Researchers at Aalto University, Finland, have successfully manufactured artificial materials with engineered electronic properties. By moving individual atoms under their microscope, the scientists were able to create atomic lattices with a predetermined electrical response. These results bring 'designer quantum materials' one step closer to reality.
The goal of nanoscience has always been to control matter at the smallest possible scale: the atoms that make up all objects around us. Atomic manipulation was achieved over two decades ago using a scanning tunnelling microscope (STM), and controlled positioning individual atoms and molecules has since become a favourite in the STM toolbox. But the possibility to precisely arrange the atoms on a sample brings new opportunities. By arranging atoms in a lattice, it becomes possible to engineer the electronic properties of the material through the atomic structure.

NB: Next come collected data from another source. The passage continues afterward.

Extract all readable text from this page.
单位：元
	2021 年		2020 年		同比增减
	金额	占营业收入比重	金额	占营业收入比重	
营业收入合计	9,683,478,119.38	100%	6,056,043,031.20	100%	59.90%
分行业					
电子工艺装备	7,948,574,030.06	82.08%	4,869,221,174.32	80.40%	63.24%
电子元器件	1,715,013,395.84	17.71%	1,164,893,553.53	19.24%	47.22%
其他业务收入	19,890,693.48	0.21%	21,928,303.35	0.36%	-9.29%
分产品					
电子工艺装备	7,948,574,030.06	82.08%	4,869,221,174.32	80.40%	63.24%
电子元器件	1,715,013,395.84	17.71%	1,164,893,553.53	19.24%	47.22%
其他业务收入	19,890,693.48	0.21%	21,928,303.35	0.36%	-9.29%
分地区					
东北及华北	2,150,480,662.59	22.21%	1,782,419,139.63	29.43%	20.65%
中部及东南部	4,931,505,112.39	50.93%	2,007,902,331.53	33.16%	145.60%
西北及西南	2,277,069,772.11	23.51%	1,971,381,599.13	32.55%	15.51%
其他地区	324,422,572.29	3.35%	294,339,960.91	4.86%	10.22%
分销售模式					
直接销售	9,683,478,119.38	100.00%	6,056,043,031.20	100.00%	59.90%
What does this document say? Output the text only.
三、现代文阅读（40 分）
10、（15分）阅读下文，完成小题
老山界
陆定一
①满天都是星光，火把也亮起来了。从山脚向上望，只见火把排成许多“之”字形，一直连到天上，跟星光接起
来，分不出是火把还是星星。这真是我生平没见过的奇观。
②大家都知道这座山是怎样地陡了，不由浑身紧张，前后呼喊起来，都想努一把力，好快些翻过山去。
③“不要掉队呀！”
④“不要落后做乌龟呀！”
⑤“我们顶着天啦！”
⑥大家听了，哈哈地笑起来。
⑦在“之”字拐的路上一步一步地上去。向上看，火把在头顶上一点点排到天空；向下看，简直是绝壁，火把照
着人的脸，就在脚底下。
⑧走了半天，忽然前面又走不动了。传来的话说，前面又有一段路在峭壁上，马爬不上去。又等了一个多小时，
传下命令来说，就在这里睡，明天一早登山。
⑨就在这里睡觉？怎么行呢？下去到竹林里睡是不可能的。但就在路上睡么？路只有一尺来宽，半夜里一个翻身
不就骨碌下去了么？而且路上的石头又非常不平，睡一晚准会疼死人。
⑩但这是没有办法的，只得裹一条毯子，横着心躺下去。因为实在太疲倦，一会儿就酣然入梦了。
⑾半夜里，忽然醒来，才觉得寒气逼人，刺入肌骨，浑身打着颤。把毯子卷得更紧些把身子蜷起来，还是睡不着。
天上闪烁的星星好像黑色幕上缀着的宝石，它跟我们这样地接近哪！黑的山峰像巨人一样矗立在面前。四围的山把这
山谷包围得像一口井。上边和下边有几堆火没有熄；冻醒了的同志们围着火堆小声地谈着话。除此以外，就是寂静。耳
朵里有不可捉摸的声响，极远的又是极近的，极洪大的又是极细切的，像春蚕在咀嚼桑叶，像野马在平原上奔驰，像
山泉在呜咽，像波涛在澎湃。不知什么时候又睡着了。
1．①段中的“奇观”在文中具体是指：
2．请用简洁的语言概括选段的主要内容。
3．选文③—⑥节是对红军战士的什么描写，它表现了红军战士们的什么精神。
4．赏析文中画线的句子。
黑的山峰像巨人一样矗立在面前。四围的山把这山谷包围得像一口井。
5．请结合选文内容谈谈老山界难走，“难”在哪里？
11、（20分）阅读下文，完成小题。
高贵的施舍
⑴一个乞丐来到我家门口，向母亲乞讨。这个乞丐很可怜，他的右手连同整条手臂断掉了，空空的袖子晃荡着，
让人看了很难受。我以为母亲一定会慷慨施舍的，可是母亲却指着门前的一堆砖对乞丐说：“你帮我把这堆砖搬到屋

A collaboration of three research groups at Aalto University has now made this exciting prospect a reality. Combining ideas from experimental and theoretical physics, the groups headed by Professor Peter Liljeroth (Atomic Scale Physics), Academy Research Fellow Teemu Ojanen (Theory of Quantum Matter) and Senior University Lecturer Ari Harju (Quantum Many-Body Physics) demonstrated control over electronic properties in important model systems.
The study was performed at Aalto University’s Department of Applied Physics and the groups are parts of the Academy of Finland’s Centres of Excellence in Low Temperature Quantum Phenomena and Devices (LTQ) and Computational Nanosciences (COMP). The Aalto Centre for Quantum Engineering (CQE), the Academy of Finland and the European Research Council (ERC) funded the research.